Uśmiech Wisławy Szymborskiej będzie pomagał

Usmiech

Marek Wysoczyński

 

Światowe Archiwum Uśmiechu ma w swoich zbiorach uśmiech Mistrzyni Słowa Wisławy Szymborskiej. Usmiech Niezwykłą  wycinankę uśmiechniętą otrzymałem dzięki pomocy kilku osób. Najpierw poprosiłem Baszkę Marciniak z Trójki o pomoc w zdobyciu uśmiechu naszej noblistki. Dzięki pomocy Baszki mogłem zadzwonić do Michała Rusinka – przedstawiłem się Marek Wysoczyński twórca Światowego Archiwum Uśmiechu – zbieram uśmiechy znanych osób dla dzieci w szpitalach by one patrząc na te uśmiechy rysowały swoje by leczyć siebie i innych małych pacjentów na całym świecie. Pan Michał powiedział, że zobaczy co się da zrobić. Po paru tygodniach dostałem wycinankę-uśmiech od Pani Wisławy i rysunek uśmiechy od Pana Michała.

 

Uśmiech noblistki widziały już dzieci w szpitalu w Szanghaju i domu dziecka w Baku. Będzie pomagał i będzie trwał – tak jak wiersz Pani Wisławy – w którym napisała:

Z większą nadzieją świat patrzy niż słucha.
Mężowie stanu muszą się uśmiechać.
Uśmiech oznacza, że nie tracą ducha.

Bo oczywiście Pani Wisława wśród swoich 350 wierszy napisała również wiersz pod nazwą: Uśmiechy.

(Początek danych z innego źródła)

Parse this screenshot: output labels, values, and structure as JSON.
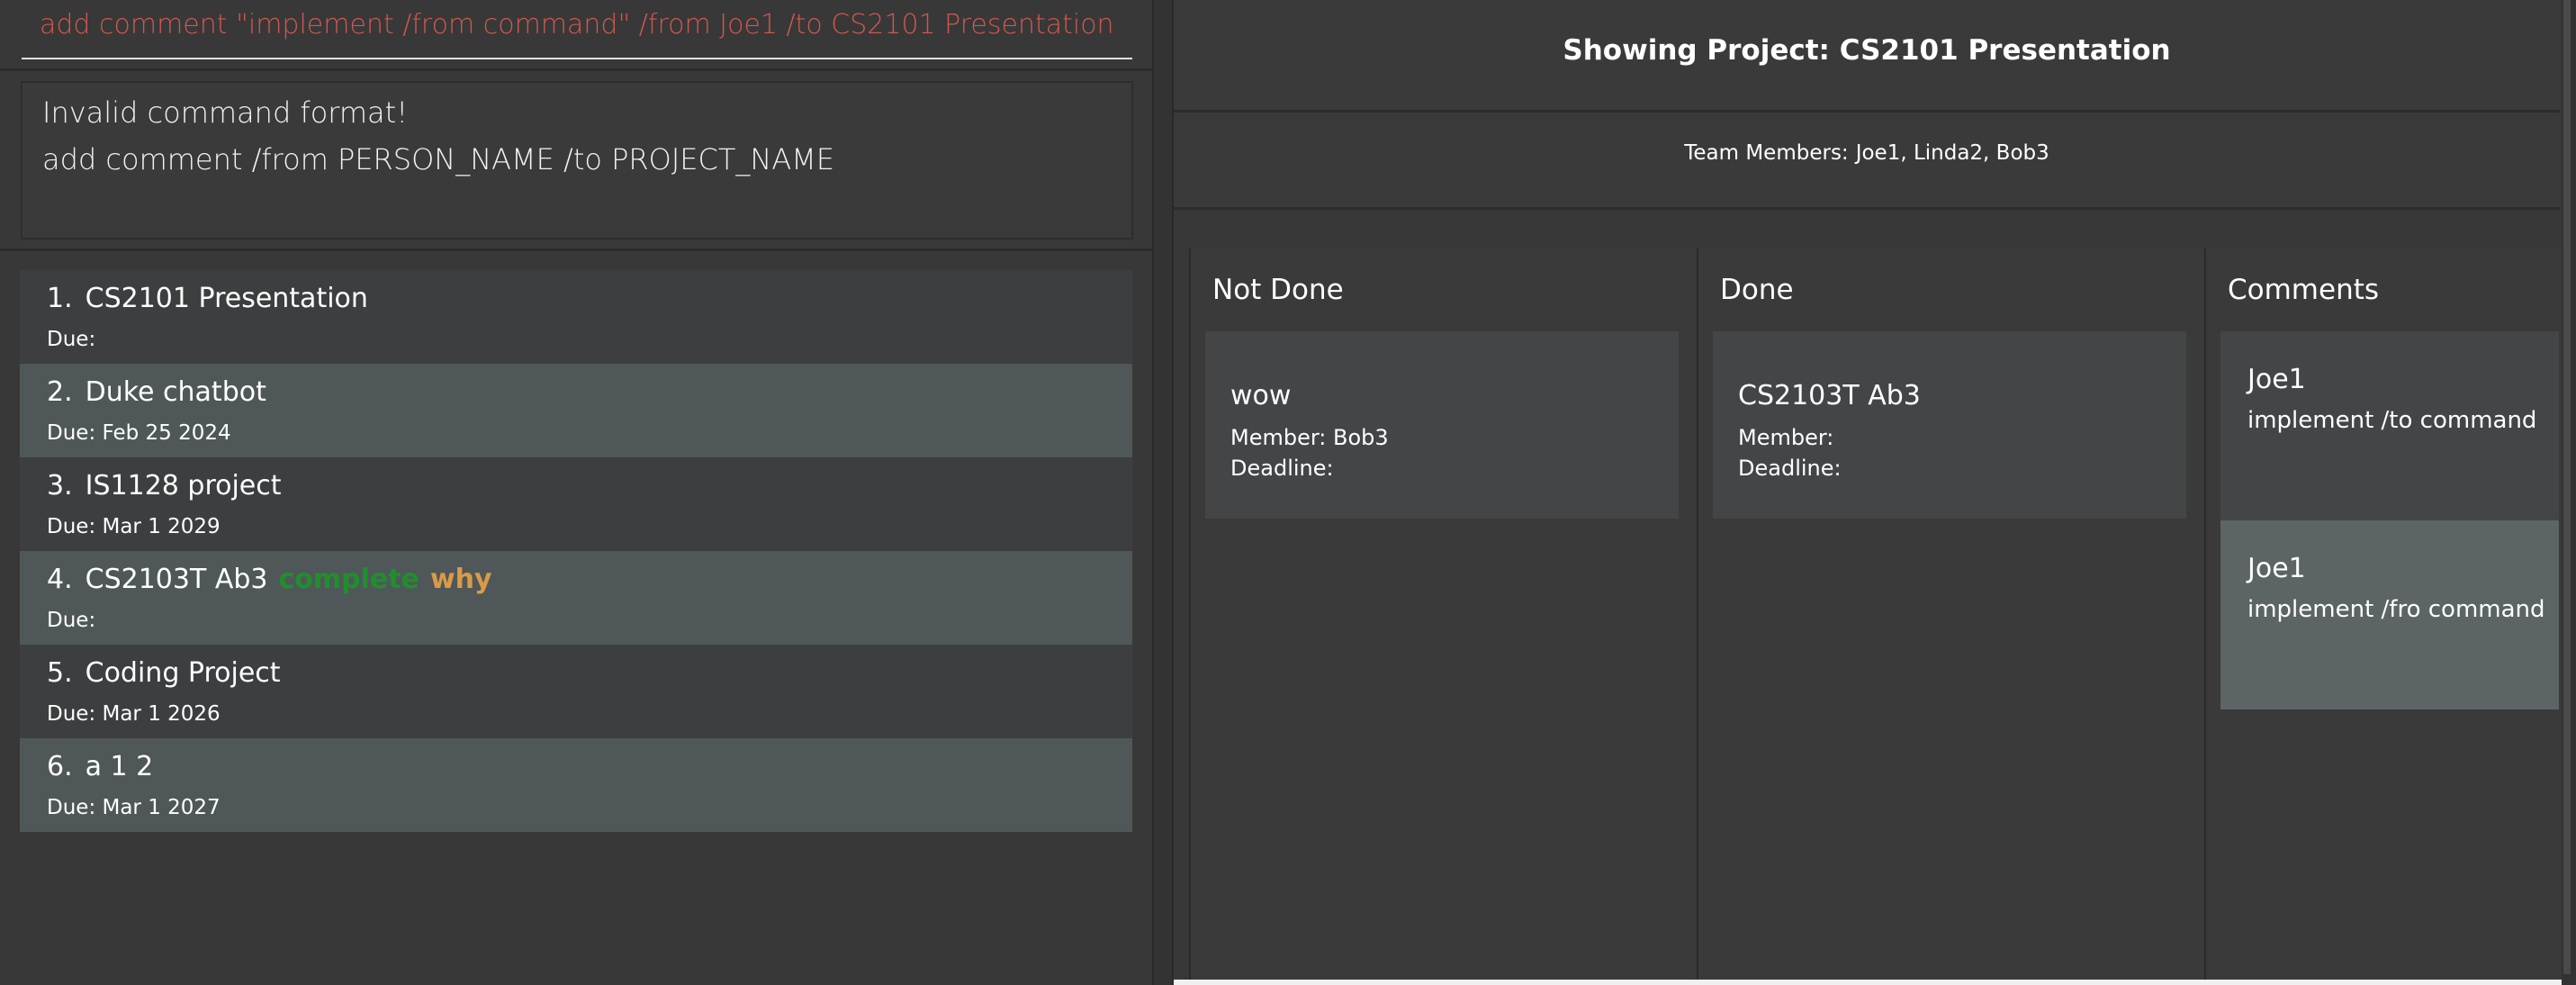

W mojej kolekcji to drugi autograf Pani Wisławy, pierwszy uzyskałem szykując wystawę 1000 autografów na 1000 lat Gdańska. Dowiedziałem się, że zbierała stare pocztówki.Do prośby o jej podpis dołączyłem kilka starych kartek pocztowych z Krakowa. Dostałem małą kartkę z jej podpisem na środku a na dole p.s. I DZIĘKI ZA POCZTÓWKI

Trzecie “spotkanie” z Wisławą Szymborską było za pośrednictwem Łucji Prus. Która śpiewała “nic dwa razy się nie zdarza” w różnych językach. Kiedy zorganizowałem Łucji Prus koncert w Słowenii dostaliśmy tłumaczenie tego wiersza i Łucja od razu zaśpiewała beż zadnych problemów tak jak po polsku. W Lublanie po koncercie do Łucji podeszła staruszka, okazało się,że to słoweńska tłumaczka Wisławy Szymborskiej.

Łucja powiedziała, że to niezwykłe, że wersję słoweńska śpiewa się tak jak polską – nuta w nutę- Tak powiedziała staruszka – bo tłumaczyłam ten wiersz wyłącznie słuchając Pani śpiewu.

Dzisiaj z uśmiechem można po prostu zacytować Panią Wisławę.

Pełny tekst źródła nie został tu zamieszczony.